With a returning state medalist, one of the city’s best Junior golfers and an underclassman with huge potential leading the way, the chances of the Antioch High golf team improving upon its dismal showing in 1956 seemed pretty good. The Panthers exceeded all expectations when they hoisted the Contra Costa Tournament Championship trophy at the end of an undefeated season.

The Panthers had won their first three matches handily when they faced Acalanes, the seven-time defending County champion. When the day was done, it was clear that Acalanes’ run might be ending. Wayne Sleppy, who later that year would win his second straight Antioch City Championship, set the tone by defeating the Dons’ Wally Marsh 1-up and the Panthers went on to a 5-1 victory. Coach Bruno Favero proclaimed in the Antioch Ledger the next day that the Panthers were now in the driver’s seat in the race for the county championship.

Antioch rolled through its next four opponents, finishing the Diablo Valley Athletic League season with a forfeit victory to complete an 8-0 regular season. The Panthers were the favorites to win the county tournament, and they didn’t disappoint. Co-medalists Sleppy and Phil Anderson each shot a 79, and Bob Heaton was fourth with an 81. The Panthers, with a three-man net of 298, were 14 strokes ahead of second-place Acalanes.

Though Sleppy and Heaton went on to stellar careers in golf, the Panthers’ accomplishment was truly a team achievement. During the course of the season, Antioch golfers Louis Caple, Ray Edwards, Roger Edwards, Jim Green, Keith Guthrie, Don Kovisto and John Stansbury all had key match play victories en route to the season championship. Tom Cesa and Jim Libbey also played on the team.

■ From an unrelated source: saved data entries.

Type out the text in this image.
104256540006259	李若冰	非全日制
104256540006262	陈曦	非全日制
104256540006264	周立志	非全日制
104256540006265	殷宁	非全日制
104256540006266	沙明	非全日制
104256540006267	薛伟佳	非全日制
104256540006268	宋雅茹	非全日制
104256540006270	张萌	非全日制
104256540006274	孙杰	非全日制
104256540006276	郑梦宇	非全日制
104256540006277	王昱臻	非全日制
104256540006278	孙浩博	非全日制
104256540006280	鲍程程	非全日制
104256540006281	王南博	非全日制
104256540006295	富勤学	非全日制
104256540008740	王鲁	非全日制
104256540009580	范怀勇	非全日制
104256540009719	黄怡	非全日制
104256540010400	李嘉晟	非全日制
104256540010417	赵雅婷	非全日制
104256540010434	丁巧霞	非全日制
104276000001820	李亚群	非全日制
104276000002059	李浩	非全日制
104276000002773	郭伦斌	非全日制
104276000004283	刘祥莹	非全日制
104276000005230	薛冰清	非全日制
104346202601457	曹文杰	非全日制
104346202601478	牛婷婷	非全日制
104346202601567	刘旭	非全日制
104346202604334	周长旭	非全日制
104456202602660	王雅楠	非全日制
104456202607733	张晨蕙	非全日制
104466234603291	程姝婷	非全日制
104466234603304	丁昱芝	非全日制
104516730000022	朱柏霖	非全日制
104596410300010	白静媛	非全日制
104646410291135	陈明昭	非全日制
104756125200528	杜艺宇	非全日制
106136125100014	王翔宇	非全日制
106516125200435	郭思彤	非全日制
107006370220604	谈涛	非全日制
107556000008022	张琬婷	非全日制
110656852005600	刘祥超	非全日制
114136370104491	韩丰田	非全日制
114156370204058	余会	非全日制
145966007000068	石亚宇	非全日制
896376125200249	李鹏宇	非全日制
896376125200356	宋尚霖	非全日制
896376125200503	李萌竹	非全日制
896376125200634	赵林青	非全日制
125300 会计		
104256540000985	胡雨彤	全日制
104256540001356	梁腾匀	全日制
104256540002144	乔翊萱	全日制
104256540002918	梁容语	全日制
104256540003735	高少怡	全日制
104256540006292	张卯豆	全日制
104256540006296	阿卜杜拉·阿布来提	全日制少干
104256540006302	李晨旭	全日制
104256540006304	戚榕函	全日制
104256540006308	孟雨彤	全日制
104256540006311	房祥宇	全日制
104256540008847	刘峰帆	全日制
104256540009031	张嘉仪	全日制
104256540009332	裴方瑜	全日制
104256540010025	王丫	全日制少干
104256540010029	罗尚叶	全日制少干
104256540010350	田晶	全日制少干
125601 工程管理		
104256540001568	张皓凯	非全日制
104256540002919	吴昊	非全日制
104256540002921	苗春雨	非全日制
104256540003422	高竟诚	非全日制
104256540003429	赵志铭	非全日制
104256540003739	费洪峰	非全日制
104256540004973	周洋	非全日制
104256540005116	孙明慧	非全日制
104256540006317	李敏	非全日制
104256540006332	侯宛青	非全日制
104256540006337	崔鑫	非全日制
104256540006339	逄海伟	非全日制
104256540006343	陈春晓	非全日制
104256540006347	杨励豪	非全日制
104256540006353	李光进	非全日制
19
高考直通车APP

After the high school season, Anderson finished second in the 1957 Contra Costa County Junior Championship, losing by a stroke in a playoff, then represented the county in the state championship tournament. Sleppy, a 2008 Sports Legends Hall of Fame inductee, went on to win the Antioch City Championship for the second straight year, clinching the victory with the second of his six career holes-in-one. He became the PGA professional at Long Beach Municipal at the age of 20, and in 1964 won the Southern California PGA tournament. Heaton, inducted into the Sports Legends Hall of Fame in 2009, went on to win the NCGA Public Links Championship in 1964. He competed in two USGA Senior Opens and two British Senior Opens, and was a two-time NCGA Player of the Year.